I’m not really sure how this would be safer than just using String.to_atom(str). String.to_atom(str) does not create a new atom, if one already exists for the given name. Atoms are basically put in a table mapping a name to a number (which makes them so quick e.g. to compare), so there can never be multiple entries for the same name. The problem is not that, but plain too many names in said table. What you have above doesn’t guard against that at all.
Also the limit in atoms is not per process, but it’s global to the vm. The atom table is never cleaned up (and probably can’t be) and it simply takes memory. Once it grows enough there might not be enough memory left for all the other things your vm does.
As others have specified the limit is global, although configurable. It is generally not recommended to dynamically generate atoms, for if they reach the limit the entire BEAM VM (and consequently all the applications it is holding) will crash.
The safest way to avoid reaching the limit (which is around 1 million) would be to not create atoms dynamically. If this however is not possible, then my recommendation would be to leverage erlang system info and find out the size limit of your table, and how many atoms it has.

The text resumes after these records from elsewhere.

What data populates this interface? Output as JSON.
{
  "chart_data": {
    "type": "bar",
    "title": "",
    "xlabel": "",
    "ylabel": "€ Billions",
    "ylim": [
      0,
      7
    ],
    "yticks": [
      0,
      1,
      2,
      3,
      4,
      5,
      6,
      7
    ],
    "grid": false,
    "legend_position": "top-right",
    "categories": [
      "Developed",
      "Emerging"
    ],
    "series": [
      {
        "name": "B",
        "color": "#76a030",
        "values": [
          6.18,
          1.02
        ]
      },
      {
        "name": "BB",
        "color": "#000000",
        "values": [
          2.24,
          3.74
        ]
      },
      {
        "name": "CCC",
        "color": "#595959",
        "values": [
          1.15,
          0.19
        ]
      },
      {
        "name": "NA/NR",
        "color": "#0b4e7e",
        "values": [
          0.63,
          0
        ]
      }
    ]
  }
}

There are several says to achieve this, but the one I prefer is using the io:put_chars(erlang:system_info(info)). call. It gives you a ton of information, so you will need to go through it, but the relevant part should be this bit:
This will still make the system unable to operate at some point. It might generate “faulty” or otherwise “useless” atoms and fill the table until it eventually reaches the point when the table is “full” and no further atoms would be generated. Now some “valid” atom that hasn’t been seen earlier shall be created, but it isn’t able to do so, because the space is already exhausted. How to deal with this scenario?
The trick is to not blindly convert, but to filter faulty and invalid data near to the entrypoints.

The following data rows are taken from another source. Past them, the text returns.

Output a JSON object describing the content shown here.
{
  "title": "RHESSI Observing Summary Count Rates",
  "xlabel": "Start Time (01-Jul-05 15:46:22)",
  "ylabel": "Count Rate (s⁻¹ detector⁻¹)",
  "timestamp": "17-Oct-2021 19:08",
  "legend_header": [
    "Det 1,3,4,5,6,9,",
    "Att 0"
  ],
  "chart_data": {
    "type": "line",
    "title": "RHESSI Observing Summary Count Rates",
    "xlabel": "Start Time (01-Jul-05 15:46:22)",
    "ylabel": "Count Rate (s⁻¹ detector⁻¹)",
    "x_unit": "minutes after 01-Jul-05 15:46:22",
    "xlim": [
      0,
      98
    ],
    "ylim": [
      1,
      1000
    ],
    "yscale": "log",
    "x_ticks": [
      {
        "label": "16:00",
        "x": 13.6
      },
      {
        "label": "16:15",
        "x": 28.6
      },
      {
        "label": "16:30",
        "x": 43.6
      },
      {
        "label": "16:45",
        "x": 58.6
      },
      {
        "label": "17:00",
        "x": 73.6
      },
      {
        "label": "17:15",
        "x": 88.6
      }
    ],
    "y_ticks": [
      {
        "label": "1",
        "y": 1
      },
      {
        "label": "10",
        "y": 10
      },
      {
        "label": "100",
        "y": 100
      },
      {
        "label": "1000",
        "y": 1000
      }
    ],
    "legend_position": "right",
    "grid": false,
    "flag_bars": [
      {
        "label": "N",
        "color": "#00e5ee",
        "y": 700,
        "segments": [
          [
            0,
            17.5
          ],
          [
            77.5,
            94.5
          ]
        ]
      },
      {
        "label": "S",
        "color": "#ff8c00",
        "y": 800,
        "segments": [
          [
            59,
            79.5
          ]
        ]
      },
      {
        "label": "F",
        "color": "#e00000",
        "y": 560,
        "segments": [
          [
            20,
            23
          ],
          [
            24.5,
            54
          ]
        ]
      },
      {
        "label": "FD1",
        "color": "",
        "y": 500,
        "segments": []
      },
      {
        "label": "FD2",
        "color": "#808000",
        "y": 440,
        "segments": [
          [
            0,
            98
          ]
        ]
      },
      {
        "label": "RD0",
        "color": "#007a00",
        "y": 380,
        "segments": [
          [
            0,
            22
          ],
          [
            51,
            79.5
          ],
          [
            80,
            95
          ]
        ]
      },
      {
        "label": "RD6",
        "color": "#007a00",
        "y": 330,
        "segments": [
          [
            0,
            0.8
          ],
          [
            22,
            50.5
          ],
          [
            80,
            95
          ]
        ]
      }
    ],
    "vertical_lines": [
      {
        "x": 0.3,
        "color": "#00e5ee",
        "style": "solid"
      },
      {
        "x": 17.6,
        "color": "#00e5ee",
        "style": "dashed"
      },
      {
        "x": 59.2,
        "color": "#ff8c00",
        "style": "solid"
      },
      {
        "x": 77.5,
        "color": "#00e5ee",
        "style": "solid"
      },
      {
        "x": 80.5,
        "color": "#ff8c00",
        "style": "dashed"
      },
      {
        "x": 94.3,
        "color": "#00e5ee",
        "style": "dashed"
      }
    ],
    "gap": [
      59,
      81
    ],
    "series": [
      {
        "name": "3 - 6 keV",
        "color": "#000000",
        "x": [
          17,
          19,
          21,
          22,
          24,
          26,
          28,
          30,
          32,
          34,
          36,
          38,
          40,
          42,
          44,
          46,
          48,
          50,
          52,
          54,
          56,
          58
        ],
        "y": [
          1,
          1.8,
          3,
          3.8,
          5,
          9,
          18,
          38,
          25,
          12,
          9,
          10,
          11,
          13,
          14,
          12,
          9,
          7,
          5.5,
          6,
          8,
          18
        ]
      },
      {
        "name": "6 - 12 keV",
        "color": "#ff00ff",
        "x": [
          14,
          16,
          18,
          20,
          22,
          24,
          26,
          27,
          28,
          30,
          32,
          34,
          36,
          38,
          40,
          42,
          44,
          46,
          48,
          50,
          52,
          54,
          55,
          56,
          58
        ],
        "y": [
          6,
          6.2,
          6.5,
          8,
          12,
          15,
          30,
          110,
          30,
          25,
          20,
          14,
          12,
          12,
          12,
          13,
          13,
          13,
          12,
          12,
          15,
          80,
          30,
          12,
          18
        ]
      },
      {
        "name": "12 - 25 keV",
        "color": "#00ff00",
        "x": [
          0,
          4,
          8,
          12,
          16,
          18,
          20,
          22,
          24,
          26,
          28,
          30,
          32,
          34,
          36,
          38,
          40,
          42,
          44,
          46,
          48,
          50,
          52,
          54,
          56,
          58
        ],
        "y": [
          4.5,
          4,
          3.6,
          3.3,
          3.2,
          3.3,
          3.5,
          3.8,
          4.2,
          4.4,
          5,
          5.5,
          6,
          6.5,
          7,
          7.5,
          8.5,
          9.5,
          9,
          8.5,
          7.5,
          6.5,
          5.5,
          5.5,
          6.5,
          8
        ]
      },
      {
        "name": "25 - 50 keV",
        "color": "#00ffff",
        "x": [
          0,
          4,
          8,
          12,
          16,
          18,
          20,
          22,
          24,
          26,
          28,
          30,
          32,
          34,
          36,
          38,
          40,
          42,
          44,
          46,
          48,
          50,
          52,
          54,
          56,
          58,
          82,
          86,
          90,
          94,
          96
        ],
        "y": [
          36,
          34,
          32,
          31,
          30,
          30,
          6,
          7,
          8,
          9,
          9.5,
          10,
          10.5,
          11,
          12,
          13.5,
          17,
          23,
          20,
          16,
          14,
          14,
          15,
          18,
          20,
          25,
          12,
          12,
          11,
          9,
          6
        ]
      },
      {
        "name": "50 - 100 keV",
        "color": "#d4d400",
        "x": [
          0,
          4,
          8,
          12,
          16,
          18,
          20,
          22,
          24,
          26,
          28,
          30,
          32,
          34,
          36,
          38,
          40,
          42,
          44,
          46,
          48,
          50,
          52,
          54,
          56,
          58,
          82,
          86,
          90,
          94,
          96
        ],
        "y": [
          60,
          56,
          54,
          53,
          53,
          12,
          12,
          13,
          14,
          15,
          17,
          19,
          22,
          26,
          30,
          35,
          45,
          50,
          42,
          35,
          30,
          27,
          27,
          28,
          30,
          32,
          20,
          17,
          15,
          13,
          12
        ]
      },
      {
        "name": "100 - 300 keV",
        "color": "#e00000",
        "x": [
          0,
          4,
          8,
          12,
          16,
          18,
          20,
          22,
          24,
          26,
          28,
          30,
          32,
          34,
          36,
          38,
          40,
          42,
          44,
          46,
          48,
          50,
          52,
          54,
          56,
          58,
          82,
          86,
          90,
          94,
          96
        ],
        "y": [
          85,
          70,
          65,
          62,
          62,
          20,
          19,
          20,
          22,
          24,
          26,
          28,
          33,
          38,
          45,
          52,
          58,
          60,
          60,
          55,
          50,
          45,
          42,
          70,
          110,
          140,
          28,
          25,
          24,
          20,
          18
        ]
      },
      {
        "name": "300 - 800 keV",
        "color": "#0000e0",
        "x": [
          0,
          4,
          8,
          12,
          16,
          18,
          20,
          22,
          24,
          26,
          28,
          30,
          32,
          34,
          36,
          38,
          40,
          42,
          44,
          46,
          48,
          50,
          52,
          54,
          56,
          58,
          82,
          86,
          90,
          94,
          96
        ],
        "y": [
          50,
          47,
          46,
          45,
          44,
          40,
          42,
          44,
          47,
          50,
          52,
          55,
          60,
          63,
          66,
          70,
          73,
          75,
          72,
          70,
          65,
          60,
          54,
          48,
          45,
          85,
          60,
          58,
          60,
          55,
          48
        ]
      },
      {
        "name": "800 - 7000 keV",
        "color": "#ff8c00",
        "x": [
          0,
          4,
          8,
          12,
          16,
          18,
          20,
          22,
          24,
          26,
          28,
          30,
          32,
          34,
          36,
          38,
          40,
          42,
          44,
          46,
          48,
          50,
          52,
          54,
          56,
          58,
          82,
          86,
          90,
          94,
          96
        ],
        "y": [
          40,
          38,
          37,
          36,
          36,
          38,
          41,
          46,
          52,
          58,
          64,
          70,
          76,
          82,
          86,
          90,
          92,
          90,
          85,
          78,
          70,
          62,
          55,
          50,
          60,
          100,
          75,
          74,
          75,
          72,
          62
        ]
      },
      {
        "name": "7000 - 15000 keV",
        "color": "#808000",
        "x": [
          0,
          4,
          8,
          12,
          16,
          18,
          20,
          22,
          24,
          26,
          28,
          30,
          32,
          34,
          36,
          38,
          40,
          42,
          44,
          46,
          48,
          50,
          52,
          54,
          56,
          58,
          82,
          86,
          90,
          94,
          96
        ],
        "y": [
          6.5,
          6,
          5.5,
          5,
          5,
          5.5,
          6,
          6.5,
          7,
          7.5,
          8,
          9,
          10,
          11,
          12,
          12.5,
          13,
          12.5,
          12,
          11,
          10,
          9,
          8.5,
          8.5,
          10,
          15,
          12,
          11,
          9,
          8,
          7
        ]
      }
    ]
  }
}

I understand that you agree with me that dynamically creating atoms is dangerous.
But I do not understand where your input about validating invalid data comes from, when OP does not talk about valid/invalid data in his post.
It also makes me feel as you are presenting my solution as being incorrect. Or perhaps I don’t understand what point you are trying to make. Can you explain to me how using erlang system info allows the system to reach a state of unoperability ? If you check against the limit and usage, and you realize you are going to hit the limit, then you can avoid creating the atoms, thus maintaining the system stable (this is what I defend in my solution).

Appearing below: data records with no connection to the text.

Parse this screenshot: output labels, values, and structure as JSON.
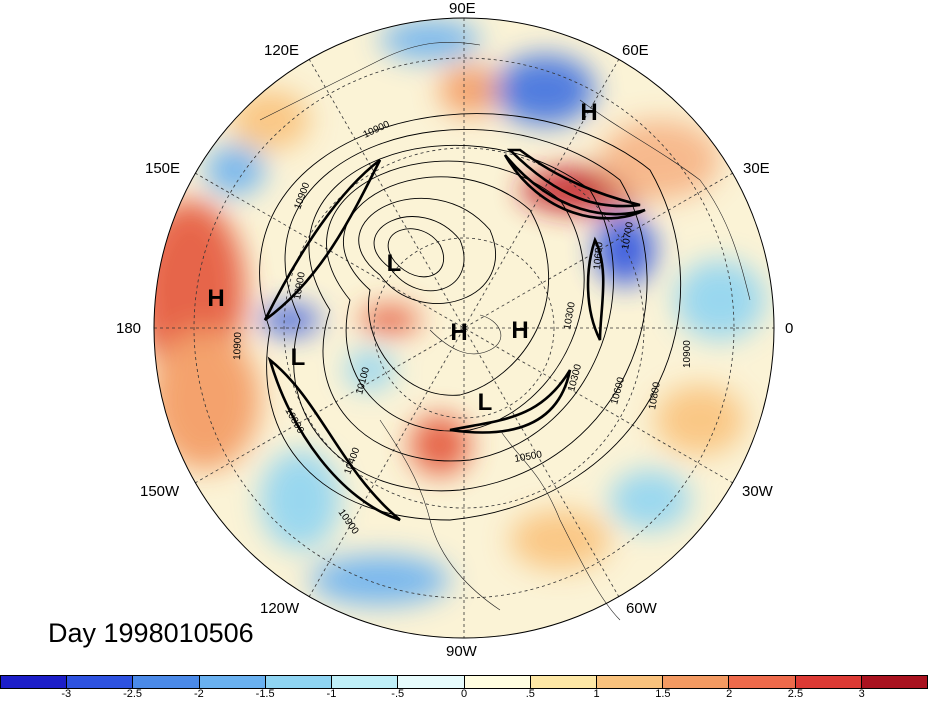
{
  "title": "Day 1998010506",
  "longitude_labels": [
    "90E",
    "60E",
    "120E",
    "30E",
    "150E",
    "0",
    "180",
    "30W",
    "150W",
    "60W",
    "120W",
    "90W"
  ],
  "pressure_systems": [
    "H",
    "H",
    "L",
    "H",
    "H",
    "L",
    "L"
  ],
  "height_contour_labels": [
    "10900",
    "10900",
    "10700",
    "10600",
    "10300",
    "10600",
    "10800",
    "10900",
    "10500",
    "10400",
    "10300",
    "10100",
    "10900",
    "10900",
    "10800",
    "10900"
  ],
  "colorbar": {
    "colors": [
      "#1c1ec8",
      "#2d52e0",
      "#4b8ae8",
      "#6ab1f0",
      "#8fd4f2",
      "#bfeff8",
      "#e6fbfc",
      "#fffde0",
      "#fde7a6",
      "#f9c27d",
      "#f39a62",
      "#ee6a4b",
      "#dc3a34",
      "#a9121f"
    ],
    "labels": [
      "-3",
      "-2.5",
      "-2",
      "-1.5",
      "-1",
      "-.5",
      "0",
      ".5",
      "1",
      "1.5",
      "2",
      "2.5",
      "3"
    ]
  }
}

You maintain a running system, but not operability. If your system dynamically generates atoms it will reach a point where it hits a limit. Either your manually set one or the vm one. Both mean you can no longer dynamically generate atoms, which quite probably means what ever did create those atoms before can no longer do its job. The only difference is if the system as a whole stays running or not.
Thanks, this is what I ignored (not very clear in the docs ?).
So then I can remove all the useless “try rescue” stuff while only using String.to_atom(str).
BTW I don’t know what is the purpose of String.to_existing_atom(str) now…
PS: I need that to generate simple node names (atoms) and the goal was less to avoid reaching the limit (which is largely high enough) than to save some space…
String.to_atom creates a new atom if one of its name wasn’t use before, which is dangerous for dynamic/unknown data. String.to_existing_atom does only allow you to convert strings to atoms when the atom already exists at that point via some other means of usage of it.
If you expect the atom to already exist I’d always use String.to_existing_atom to prevent new ones from being created accidentally. It will throw if the atom does NOT yet exist, but you try to convert to it.
I’m a bit confused now…
My only need is to generate an atom from a string:
If the atom already exists, then ok, I use the existing one (BTW if my node name already exists, that’s trapped later in my code).
If it doesn’t then create it.
As you wrote that String.to_atom(str) does that and won’t ever try to recreate (accidentally) an existing atom, this function is suffisant for me and I don’t need to verify with String.to_existing_atom.
From your replies, I think you have a slight misunderstanding of atoms. There can only ever be one atom with a given name. For example, there will ever only be one :foo. Once it has been created, all attempts at creating or referencing an atom with the same name will just reference the existing atom.
The danger of overflowing the atom table comes from an attacker using their input to generate :foo1, :foo2, :foo3, and so on, until the system has too many atoms and crashes. But even in that case there will only be one copy of any specific atom in the atom table.
If you expect strings, which don’t yet exist as atoms than you need String.to_atom. I think you’re now aware of the issues around it.
Just one last thing. There’s no such thing as “recreating an atom”. Atoms when being created are registered once by being put into the atoms table. They’ll continue to exist from that point onward. Using or converting to an already registered atom just reuses it’s value. Creating or converting to a new one triggers the registration in the atoms table.